Все эти турецкие золотые (Барышня прекрасно помнит) куплены в критические годы – 1908-й, 1912-й и 1913-й, куплены невероятно дешево у разных мусульманских баричей и мотов или у беговых вдов, которые легко льют перед вами слезы, но так же легко могут повернуться к вам спиной, хлопнуть дверью и испортить все дело. Нет ничего благодарней, чем иметь дело с такого рода людьми. Они полагают ниже своего достоинства считать и торговаться, а их презрение к деньгам равно их потребности в них. Гонимые этой потребностью и связанные непонятным, но сильным чувством стыда и множеством предрассудков, они представляют легкую и богатую добычу для делового человека, умеющего их раскусить, понять и ловко использовать. И при взгляде на турецкие золотые Барышня смутно припоминала своих спесивых, но бездарных клиентов, дававших ей легкий и обильный заработок. В такие минуты в ней нередко снова просыпалось и начинало биться ее необыкновенное «второе сердце», но не бурно и победоносно, как некогда, в мгновенья великих триумфов, а тихо, еле слышно, лишь отзвуком былого биения.
Обе вереницы золотых сопровождала сотня наполеондоров – щуплых и шустрых французских петушков ясной и четкой чеканки. Это конные отряды разведки и охранения. У них красивое имя и сладкий звон, его никогда нельзя наслушаться досыта.

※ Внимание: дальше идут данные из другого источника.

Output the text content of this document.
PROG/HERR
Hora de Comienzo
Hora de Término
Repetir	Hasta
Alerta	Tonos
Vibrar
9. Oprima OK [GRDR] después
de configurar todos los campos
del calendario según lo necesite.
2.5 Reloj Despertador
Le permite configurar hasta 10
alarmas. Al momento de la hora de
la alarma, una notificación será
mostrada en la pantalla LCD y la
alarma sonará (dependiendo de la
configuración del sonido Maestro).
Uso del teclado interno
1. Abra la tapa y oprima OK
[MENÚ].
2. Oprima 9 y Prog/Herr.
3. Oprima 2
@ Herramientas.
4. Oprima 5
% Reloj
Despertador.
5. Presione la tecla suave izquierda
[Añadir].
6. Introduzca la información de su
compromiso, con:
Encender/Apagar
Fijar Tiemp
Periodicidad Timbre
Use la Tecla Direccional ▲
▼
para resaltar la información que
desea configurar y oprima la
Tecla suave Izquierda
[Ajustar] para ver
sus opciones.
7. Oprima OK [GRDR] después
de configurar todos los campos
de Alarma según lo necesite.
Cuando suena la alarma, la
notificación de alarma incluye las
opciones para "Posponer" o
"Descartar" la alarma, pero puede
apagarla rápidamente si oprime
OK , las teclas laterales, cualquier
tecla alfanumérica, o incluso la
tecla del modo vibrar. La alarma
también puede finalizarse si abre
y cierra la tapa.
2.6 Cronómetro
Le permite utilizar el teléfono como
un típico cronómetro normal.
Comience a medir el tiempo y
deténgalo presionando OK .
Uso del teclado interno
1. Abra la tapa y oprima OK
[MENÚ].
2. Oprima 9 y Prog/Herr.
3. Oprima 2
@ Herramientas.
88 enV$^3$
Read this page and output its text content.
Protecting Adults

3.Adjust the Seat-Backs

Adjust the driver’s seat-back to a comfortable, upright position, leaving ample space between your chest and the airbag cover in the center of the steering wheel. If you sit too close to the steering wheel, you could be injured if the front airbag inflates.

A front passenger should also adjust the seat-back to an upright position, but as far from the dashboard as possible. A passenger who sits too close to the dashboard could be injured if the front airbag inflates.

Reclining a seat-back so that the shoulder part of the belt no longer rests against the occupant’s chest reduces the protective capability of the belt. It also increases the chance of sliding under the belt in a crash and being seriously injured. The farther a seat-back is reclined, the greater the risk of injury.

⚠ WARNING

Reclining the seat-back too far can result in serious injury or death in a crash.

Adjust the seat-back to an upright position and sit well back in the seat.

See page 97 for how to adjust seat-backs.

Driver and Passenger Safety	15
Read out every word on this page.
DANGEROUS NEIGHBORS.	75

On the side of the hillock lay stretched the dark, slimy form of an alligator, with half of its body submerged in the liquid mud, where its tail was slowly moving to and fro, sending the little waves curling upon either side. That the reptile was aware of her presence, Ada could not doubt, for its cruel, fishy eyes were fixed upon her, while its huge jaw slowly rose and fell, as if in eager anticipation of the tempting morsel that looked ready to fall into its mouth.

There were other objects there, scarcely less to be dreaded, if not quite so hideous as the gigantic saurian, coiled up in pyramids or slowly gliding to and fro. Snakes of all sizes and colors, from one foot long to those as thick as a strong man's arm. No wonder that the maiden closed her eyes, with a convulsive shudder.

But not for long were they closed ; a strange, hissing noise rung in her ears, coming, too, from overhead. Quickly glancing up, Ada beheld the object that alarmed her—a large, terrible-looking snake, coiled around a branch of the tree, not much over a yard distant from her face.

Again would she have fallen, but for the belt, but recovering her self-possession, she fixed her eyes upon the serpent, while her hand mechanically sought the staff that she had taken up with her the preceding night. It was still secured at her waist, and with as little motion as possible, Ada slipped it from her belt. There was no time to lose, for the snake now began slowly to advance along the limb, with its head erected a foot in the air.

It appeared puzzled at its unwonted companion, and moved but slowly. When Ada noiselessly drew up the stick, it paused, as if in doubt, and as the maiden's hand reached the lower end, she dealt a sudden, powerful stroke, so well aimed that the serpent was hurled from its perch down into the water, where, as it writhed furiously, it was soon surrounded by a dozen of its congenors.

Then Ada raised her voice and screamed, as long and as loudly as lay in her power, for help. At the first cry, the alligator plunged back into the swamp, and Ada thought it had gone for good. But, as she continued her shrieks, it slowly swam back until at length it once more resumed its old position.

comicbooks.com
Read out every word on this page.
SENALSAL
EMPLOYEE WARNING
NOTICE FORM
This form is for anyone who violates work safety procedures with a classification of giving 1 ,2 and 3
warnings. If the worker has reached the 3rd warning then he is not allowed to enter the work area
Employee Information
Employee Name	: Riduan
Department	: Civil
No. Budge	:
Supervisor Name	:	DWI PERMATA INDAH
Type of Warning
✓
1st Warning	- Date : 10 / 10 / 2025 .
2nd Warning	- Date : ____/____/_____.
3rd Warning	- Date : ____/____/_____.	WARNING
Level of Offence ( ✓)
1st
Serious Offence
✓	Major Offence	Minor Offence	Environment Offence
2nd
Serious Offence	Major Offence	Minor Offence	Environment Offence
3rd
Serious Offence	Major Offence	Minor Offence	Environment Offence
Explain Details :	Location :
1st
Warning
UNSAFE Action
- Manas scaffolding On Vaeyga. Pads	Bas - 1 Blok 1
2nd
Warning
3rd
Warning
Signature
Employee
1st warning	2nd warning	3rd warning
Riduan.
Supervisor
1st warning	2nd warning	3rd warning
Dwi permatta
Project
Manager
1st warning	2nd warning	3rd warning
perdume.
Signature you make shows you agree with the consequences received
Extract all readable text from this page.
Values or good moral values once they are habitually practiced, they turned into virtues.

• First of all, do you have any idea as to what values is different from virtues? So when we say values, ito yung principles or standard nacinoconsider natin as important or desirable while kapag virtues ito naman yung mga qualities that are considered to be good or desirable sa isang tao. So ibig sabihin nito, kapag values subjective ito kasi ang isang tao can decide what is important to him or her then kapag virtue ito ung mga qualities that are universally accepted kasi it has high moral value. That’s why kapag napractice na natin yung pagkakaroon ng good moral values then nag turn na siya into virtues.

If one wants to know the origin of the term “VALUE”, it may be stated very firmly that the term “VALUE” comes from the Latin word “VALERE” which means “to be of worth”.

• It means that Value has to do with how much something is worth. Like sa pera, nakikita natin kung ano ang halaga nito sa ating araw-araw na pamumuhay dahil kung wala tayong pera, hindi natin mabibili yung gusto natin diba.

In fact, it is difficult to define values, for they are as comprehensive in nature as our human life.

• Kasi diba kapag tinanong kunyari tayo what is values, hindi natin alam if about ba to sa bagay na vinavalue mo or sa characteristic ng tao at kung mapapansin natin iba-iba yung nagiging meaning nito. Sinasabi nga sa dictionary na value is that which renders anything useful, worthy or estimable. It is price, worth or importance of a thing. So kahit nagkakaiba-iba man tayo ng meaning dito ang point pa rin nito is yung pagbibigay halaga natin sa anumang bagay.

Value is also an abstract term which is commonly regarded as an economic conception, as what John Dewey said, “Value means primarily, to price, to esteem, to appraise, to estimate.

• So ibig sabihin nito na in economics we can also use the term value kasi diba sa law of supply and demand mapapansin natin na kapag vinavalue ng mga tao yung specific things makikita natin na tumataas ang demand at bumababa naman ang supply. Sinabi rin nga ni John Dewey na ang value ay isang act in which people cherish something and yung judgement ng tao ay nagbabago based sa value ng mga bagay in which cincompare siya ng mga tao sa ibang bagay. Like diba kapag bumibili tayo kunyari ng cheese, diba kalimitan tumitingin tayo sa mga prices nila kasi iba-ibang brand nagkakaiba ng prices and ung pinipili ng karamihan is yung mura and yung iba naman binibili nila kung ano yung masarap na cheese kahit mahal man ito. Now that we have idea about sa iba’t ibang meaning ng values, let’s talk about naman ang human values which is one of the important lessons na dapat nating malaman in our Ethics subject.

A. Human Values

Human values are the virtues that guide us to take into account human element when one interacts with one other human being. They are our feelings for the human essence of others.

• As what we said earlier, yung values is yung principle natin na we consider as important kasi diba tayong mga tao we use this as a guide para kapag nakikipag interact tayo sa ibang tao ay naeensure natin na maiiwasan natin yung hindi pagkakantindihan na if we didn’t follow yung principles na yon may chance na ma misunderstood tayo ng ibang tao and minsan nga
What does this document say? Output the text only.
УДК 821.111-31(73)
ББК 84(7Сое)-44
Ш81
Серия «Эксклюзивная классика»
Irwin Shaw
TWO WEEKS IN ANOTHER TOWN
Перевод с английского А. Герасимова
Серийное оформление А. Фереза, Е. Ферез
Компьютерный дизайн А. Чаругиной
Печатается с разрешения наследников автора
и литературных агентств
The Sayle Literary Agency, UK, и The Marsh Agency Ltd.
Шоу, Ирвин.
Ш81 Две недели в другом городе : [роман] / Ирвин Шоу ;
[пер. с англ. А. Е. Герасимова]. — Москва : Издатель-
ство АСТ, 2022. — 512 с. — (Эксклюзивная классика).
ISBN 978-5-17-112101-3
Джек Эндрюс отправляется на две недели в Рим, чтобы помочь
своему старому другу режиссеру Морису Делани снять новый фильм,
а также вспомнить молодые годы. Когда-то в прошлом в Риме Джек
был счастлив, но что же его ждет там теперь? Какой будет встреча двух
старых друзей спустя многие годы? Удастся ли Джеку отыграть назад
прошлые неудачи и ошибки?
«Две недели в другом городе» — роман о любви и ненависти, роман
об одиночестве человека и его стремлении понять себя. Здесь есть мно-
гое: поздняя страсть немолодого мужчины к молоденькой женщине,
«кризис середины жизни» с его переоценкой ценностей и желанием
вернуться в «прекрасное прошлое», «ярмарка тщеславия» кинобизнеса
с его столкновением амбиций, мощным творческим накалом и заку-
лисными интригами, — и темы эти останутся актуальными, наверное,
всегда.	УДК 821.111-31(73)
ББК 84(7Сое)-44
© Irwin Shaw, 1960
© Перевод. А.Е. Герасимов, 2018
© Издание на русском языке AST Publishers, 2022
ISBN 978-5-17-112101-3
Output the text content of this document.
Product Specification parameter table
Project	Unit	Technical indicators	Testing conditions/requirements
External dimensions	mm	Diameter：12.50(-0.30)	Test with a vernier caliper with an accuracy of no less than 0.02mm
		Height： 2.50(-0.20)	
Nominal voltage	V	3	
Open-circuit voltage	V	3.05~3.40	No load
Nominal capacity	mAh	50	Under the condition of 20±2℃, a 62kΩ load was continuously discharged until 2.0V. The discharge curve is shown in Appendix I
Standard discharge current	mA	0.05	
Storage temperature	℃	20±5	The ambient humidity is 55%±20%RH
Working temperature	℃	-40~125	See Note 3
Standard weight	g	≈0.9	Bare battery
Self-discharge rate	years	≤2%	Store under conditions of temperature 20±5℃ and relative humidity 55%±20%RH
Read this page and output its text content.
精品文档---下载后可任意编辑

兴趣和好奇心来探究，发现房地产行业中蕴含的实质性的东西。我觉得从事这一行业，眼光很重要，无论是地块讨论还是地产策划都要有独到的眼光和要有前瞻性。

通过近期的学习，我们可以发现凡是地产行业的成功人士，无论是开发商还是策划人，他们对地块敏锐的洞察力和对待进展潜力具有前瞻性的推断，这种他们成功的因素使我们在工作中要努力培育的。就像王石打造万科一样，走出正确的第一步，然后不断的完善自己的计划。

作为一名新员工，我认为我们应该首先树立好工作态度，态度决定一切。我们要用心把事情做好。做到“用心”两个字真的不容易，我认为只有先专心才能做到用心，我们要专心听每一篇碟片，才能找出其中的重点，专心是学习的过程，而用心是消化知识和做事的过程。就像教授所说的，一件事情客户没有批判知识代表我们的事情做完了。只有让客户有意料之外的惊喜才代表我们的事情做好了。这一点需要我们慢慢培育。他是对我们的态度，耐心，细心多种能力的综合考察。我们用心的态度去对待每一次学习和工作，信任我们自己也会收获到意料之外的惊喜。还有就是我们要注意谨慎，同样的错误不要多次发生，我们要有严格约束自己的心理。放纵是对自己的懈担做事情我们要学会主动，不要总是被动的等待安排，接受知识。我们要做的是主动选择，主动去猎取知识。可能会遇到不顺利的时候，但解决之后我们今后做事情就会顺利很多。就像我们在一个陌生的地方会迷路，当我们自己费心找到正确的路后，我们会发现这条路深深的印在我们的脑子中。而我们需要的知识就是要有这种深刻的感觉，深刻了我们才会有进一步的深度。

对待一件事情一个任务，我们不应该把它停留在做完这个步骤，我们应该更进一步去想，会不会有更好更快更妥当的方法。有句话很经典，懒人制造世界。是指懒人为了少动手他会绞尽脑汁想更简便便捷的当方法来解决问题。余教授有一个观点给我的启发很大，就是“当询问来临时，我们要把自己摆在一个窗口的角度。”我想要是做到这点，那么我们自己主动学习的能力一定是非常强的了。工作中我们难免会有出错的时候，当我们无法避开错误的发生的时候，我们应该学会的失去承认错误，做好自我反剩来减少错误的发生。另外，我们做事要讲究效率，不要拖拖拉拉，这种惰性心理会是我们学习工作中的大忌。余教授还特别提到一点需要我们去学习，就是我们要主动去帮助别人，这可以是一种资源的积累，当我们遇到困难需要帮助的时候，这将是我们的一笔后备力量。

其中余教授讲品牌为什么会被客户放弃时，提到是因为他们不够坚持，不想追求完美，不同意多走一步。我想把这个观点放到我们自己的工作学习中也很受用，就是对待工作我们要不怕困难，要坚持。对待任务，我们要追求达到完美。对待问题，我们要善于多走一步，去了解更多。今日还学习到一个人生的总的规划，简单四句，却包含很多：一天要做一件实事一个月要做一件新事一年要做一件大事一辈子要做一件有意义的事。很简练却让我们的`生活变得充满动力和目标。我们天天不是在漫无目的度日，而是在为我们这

Таково обычное зрелище, которым Барышня наслаждалась каждый день, ее «окно в мир», ее общество и чтение, ее вера и семья, ее пища и развлечение. После каждого осмотра и пересчета картина менялась, и Барышня и сама не знала, что прекраснее, богаче и величественнее – то, что она дает, или то, что обещает. В этой картине – основа, смысл и цель ее жизни.
Рядом с этим богатством и живет Барышня. Она спокойна, но всегда настороже, чуткая, как змея. В дом она никого не пускает и запирается еще засветло. Она двукратно и трехкратно застраховала себя от всех случайностей, предусмотрела все. Осталась, разумеется, всегдашняя морока с акциями. На проценты с них она и живет. Доходы с купонов все скуднее, но бережливость возмещает все, помогая и там, где все предает. Она всегда с ней, ею пронизана вся жизнь, с ней можно прожить до последнего вздоха, да еще и от него урвать и сэкономить толику.
Так течет жизнь Барышни и теперь, в зимнюю стужу 1935 года, когда судьба всех бумаг под вопросом и предвидеть что-либо заранее совершенно немыслимо. В сущности, это и не жизнь, а сплошная экономия. Величественная, дивная и смертоносная пустыня, которая поглощает человека, словно песчинку, и в которой нет и не может быть ничего от жизни.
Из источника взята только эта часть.